Proven Software Engineering Metrics
At Haystack Analytics, we only provide software engineering metrics that are proven to help teams - either through our own validation or empirical scientific evaluation.
For example; our North Star metrics include the Four Key Metrics. Rigorous appraisal of these Four Key Metrics (in research led by Dr Nicole Forsgren) has shown that higher performers are 2x more likely to meet their commercial goals (productivity, profitability, market share, number of customers) and their non-commercial goals (quantity of products or services, operating efficiency, customer satisfaction, quality of products or services and achieving organisational or mission goals). Indeed, companies which do well under these DevOps metrics have a 50% higher market cap growth over 3 years. The mechanics of how metrics drive organisational performance is also well understood and has been rationalised by industry leaders like Martin Fowler.
Harmful Software Engineering Metrics
Unfortunately, many of our competitors don't apply the same level of rigour to validating their metrics. Indeed, in many cases unvalidated metrics may prove harmful and actively damage your organisation.
Both Pluralsight Flow (previously known as GitPrime) and WayDev contain a code quality metric called "churn", this is defined as "code which is deleted or rewritten shortly after being written (less than 3 weeks old)". This metric is then used to compute an "efficiency" metric which is assumed to be "the percentage of all contributed code which is productive work" for a given engineer. Not only have we seen no evidence that such a metric will actually help your organisation, it appears to fly in the face of the evidence we have on the importance of lowering Cycle Time.
Companies with lower Cycle Time (time from development to code in production) are able to rapidly test ideas to gain quick customer feedback, resulting in product that is more likely to satisfy a customer. If you test something and your customers don't like it - you should be able to remove it without being punished for increasing some meaningless "churn" metric.
Other competitors of ours, like LinearB, place a particular focus on comparing individual engineers against each other. These practices also seem contrary to the evidence on the effectiveness on such management practices. In Project Oxygen, Google evaluated manager performance ratings and manager feedback from Google’s annual employee survey - they found that great managers are excellent coaches, but they do not micromanage.
Google also studied team performance in Project Aristotle evaluating a total of 180 teams (including 115 project teams in engineering) using hundreds of double-blind interviews and quantitate data sources. Google's researchers found that individual performance of team members is not significantly connected with team effectiveness, but psychological safety was essential. We have covered both the Project Oxygen and Project Aristotle research in a recent episode of our Engineering Insights podcast.

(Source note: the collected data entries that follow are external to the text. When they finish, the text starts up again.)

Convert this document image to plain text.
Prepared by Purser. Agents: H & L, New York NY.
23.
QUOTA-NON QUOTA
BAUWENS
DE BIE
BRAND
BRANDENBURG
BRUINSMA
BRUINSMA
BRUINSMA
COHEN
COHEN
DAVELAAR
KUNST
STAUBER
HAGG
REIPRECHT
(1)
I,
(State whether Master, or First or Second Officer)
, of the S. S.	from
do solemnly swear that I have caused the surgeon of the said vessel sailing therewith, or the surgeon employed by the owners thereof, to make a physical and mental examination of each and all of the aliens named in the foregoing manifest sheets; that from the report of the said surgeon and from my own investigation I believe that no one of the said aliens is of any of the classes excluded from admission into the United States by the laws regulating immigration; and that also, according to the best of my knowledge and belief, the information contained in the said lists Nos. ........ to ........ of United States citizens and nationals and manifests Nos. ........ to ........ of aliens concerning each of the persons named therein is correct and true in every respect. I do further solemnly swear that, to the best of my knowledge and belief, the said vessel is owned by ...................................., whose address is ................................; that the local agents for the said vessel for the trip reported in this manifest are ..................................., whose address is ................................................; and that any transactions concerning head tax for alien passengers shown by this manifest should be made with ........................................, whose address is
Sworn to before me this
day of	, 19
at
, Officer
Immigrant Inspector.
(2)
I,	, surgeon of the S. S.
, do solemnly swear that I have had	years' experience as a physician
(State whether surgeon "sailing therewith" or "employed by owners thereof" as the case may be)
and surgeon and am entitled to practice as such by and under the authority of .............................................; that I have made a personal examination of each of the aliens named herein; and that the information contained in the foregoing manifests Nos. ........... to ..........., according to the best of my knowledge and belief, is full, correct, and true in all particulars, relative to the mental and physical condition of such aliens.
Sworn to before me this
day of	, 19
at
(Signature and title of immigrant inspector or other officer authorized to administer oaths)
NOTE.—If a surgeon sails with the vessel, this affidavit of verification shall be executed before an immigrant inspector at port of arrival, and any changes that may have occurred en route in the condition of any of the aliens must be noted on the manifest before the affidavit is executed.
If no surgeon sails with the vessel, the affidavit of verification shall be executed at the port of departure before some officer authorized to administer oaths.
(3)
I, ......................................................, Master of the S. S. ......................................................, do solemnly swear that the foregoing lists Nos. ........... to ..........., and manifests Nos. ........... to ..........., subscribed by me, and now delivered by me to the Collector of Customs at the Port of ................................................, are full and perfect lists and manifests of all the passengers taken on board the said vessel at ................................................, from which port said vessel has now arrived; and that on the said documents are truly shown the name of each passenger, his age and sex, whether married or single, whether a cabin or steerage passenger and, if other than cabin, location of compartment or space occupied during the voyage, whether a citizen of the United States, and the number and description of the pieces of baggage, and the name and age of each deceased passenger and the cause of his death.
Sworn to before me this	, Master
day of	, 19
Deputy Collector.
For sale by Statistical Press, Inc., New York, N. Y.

Finally; we see a lot of data being pulled from solely project management tools (like JIRA), without looking at what's happening in the code Version Control Systems (like Git). Whilst it can be easier to manipulate metrics when measured through a project management tool (as there's a further level of abstraction from what's going on in the source code), it also means that your data may not be accurate to what's actually going on. Simply through everyday differences in practice, it is best advised to not use a project management tool as your sole source of data for engineering metrics.
Due Diligence on DevOps Metrics
When adopting a new engineering metrics tool, be careful you're not buying snake oil and ask for the evidence that what's being measured will actually help your engineering organisation drive the growth of your business. Your leading indicators should be shown to move your North Star metrics, and your North Star metrics must ultimately drive your organisational goals.